The chances that our president, who regularly accuses China of currency manipulation on Twitter, realizes any of this seem vanishingly small. But his advisers almost certainly understand the reality of the situation. While Trump vowed to declare China a currency manipulator on day one of his administration, the Treasury Department has refrained from doing so in its reports.
Which brings us back to this week.
The Trump administration said that it would officially label China a manipulator on Monday after the renminbi dropped below the symbolically important mark of 7 yuan to $1. Beijing allowed its currency to fall after the Trump administration announced an aggressive new round of tariffs on Chinese goods. The country’s central bank denied that it was retaliating over the new levies, claiming instead that it was simply a natural response to market conditions. But the most obvious interpretation was that China was sending a warning shot, a reminder of what would happen if its central bank stepped aside and allowed its currency to fall. As if to emphasize the point, officials pushed the renminbi’s value back up a bit on Tuesday.
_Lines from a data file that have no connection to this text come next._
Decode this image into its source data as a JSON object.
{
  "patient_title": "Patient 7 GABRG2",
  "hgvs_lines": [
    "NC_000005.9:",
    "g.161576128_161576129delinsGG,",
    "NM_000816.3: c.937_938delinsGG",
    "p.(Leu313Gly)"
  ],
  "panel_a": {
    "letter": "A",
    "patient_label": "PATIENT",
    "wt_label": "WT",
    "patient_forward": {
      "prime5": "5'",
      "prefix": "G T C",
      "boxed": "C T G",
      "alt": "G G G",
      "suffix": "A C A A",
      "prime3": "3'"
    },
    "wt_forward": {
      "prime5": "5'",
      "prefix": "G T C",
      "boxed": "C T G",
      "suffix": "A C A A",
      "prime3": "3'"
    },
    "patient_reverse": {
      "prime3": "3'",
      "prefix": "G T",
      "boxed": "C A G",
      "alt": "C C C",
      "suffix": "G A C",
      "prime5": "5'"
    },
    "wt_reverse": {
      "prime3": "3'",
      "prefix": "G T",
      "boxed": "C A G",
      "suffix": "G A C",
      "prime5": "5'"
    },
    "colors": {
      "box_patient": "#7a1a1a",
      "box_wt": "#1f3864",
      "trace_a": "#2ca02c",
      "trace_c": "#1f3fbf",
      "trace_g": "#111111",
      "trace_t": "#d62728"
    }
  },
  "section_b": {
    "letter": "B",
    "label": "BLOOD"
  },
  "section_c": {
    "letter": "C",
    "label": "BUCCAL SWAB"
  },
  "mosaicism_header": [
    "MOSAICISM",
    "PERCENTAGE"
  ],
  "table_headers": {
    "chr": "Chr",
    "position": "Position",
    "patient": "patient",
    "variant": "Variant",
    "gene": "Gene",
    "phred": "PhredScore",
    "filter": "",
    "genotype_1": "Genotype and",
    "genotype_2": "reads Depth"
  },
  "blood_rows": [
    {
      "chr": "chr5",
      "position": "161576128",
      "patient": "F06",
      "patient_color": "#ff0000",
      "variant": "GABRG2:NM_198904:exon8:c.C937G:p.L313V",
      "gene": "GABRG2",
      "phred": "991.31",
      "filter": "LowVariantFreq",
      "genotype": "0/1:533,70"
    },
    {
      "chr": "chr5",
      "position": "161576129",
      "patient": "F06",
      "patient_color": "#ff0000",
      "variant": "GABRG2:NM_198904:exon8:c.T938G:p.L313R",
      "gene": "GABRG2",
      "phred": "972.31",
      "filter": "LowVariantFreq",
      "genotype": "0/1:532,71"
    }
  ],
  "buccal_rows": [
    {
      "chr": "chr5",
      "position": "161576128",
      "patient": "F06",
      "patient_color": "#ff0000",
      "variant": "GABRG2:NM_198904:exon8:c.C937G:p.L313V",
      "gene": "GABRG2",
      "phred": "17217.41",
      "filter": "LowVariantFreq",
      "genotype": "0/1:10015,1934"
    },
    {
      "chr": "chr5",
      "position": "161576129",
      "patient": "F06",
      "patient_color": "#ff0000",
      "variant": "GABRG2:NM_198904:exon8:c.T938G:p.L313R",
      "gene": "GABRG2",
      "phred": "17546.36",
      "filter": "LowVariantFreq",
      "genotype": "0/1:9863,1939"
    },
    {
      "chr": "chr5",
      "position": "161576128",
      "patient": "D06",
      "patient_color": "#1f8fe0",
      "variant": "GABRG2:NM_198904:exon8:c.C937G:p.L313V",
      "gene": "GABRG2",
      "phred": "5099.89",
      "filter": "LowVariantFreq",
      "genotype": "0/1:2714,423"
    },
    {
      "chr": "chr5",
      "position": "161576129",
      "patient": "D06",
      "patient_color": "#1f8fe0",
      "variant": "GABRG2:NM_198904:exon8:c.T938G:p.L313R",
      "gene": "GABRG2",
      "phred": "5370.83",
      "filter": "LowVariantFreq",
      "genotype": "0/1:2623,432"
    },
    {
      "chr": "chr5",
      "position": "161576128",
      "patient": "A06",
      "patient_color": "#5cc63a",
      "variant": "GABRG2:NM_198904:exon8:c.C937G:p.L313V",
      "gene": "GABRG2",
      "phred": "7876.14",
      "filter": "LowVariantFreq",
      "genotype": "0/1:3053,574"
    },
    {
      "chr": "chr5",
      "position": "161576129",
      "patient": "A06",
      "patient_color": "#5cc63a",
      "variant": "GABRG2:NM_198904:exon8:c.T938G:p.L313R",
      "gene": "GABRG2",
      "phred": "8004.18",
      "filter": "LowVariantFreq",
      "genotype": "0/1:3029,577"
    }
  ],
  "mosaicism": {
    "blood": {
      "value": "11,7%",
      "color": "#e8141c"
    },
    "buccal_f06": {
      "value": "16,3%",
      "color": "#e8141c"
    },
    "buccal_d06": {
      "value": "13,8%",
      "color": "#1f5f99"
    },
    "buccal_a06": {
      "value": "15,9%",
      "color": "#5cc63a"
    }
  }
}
Long story short: Donald Trump decided to call China a currency manipulator after its government decided to remind everybody what would happen if it got out of the way and let the market do its bidding. What Trump really wants is for China to more actively support its currency.
How much any of this really matters in the scheme of things is a bit unclear. At one time, officially labeling China a currency manipulator might have been seen as an opening salvo in a potential trade war between the two countries, which is part of why the Bush and Obama administrations chose not to do it, opting for less confrontational forms of engagement. But it’s 2019, and the trade war is already raging. And as Setser has written, neither of the statutes that would let Trump declare China a manipulator would give him any important new legal tools to sanction Beijing. One of them requires the administration to pick from a list of punishments much less severe than the tariffs it has already put in place. The other—I kid you not—only calls for negotiations with whichever country is supposedly guilty of manipulation. Obviously, we’ve been negotiating with China over lots of things for a while now.
So why bother? As always, one can only guess at the administration’s strategy, if there is any. But my guess is that White House’s advisers may view labeling China a currency manipulator as a low-impact way for Trump to strike back in what’s becoming an economically dangerous cycle of tit-for-tat trade retaliation. It might sound dramatic. But it’s better than more tariffs.
Correction, Aug. 6, 2019: This post originally misstated that one of the legal tools for declaring China a currency manipulator doesn’t proscribe a specific punishment. It lets the Trump administration pick from a list of punishments that are less severe than the tariffs already in place.